Thursday, February 4, 2016
I have been thinking about joy this week. Even the word "joy" brings about a shift in energy, doesn't it? I instinctively begin reaching, as if I could grasp that beautiful feeling, holding it close. I taught a few yoga classes today, and I read this quote throughout my classes.
"Difficult times are your greatest opportunity to practice yourself into joy."
~The Secret Scrolls by Rhonda Byrne
Does that mean you choose joy or happiness? No, not all of the time, or at least I don't think so...
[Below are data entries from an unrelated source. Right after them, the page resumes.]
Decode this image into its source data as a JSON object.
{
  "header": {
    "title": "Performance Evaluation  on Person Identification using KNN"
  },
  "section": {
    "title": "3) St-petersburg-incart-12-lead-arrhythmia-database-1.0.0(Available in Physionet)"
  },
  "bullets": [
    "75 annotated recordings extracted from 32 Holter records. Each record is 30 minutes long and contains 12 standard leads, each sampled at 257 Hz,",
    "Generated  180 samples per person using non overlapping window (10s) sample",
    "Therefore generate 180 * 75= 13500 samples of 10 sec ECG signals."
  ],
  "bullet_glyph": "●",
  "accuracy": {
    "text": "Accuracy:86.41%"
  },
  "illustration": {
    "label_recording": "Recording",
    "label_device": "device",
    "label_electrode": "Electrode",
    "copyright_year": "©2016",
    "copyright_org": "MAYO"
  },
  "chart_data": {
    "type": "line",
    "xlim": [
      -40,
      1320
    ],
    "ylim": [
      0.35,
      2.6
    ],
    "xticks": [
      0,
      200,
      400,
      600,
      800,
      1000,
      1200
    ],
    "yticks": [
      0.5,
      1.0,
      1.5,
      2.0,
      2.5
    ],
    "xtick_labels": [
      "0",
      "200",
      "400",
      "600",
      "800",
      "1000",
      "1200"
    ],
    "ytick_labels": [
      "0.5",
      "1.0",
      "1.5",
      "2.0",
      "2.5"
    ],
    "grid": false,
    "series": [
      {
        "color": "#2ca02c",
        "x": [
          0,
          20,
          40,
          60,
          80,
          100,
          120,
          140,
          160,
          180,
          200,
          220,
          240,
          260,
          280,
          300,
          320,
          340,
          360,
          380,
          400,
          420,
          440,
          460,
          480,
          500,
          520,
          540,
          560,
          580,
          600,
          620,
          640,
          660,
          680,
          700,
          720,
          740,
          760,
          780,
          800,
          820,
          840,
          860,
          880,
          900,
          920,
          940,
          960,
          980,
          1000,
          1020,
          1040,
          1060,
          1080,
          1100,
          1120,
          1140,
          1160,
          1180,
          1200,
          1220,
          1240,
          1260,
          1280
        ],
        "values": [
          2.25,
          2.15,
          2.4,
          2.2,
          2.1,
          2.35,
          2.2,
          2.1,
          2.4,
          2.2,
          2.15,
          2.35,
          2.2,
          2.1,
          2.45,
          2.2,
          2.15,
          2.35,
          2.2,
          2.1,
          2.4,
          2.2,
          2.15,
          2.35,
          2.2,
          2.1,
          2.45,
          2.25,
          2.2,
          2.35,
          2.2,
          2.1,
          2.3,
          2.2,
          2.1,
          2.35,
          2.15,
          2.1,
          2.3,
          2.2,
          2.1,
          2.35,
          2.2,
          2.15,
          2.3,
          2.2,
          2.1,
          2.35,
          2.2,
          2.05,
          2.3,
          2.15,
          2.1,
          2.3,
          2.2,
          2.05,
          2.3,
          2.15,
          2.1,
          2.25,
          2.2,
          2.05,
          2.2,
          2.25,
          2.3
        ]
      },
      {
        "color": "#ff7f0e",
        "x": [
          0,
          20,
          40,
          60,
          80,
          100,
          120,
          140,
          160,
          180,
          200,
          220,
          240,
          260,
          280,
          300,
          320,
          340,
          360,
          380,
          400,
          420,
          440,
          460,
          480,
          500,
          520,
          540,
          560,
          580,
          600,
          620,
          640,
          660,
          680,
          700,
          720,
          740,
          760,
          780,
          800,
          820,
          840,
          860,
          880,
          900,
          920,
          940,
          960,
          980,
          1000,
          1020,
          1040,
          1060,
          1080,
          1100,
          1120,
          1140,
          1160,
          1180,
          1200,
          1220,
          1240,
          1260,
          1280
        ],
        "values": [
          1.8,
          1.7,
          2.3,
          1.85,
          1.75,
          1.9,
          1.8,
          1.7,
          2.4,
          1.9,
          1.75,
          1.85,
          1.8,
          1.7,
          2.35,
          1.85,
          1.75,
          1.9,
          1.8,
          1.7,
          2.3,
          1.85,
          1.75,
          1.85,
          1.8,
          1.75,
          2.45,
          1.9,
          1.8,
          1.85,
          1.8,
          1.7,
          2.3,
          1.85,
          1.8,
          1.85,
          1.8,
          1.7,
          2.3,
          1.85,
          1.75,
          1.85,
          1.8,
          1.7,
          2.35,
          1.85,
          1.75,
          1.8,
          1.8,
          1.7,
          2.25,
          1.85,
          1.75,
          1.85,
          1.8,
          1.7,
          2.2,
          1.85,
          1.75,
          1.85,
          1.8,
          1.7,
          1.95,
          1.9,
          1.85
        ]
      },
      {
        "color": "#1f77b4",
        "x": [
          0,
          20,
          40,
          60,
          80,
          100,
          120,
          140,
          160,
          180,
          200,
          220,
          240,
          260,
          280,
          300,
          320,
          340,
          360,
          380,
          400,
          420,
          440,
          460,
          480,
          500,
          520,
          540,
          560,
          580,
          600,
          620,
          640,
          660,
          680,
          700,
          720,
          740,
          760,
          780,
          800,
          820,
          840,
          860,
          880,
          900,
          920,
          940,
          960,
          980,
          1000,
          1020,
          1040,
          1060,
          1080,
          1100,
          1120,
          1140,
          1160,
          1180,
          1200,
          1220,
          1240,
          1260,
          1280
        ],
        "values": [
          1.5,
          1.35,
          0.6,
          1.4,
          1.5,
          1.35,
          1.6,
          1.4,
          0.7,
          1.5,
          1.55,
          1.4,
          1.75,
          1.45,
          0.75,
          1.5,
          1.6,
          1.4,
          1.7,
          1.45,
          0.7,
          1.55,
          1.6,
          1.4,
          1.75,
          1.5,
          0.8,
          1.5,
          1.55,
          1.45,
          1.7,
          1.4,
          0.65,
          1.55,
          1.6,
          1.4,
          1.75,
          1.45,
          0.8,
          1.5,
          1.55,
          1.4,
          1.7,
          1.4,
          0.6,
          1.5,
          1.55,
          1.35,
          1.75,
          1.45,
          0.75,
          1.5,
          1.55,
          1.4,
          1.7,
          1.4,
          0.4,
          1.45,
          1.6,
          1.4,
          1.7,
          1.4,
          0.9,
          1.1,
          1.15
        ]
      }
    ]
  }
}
I disagree with telling people that they can choose to be happy. It isn't a light switch that you can turn on and off, and no one would choose depression. Like anything you are striving for in life, it is a practice. Especially when I am in the depths of winter, and the shadows lengthen over me, I pursue those experiences and people that bring me joy. Close your eyes, and breathe joy; Taste joy, smell, joy, touch and remember those times of complete surrender. Anything you are passionate about takes practice. We may have an innate gift or talent, but it still takes refinement to excel in anything. Writing brings me joy. I can lose myself in the process, and is as healing and necessary to me as breathing. I often struggle to stay present. I am a worrier by nature, but the process of observation draws me into the present moment. All five senses are activated, and I feel with the entirety of who I am. I not only see who I am, but everything around me becomes crystal clear as well. It is magical, and I don't take it for granted. I also forget...I fall into the darkness. My breath becomes shallow, I hide in dusty corners, and I forget the light, which is all of the joy I have ever known. It is a practice, this joy I speak of...
When you forget, make a "joy list." Pull it out in times of darkness. Close your eyes, and breathe. Remember joy, cultivate joy, and practice. Difficult times are a wake up call.
"For hours, we lay in it, wanting for nothing, turning blades of grass into butterflies with just the touch of our fingers, whatever we imagined made real by our will and desire."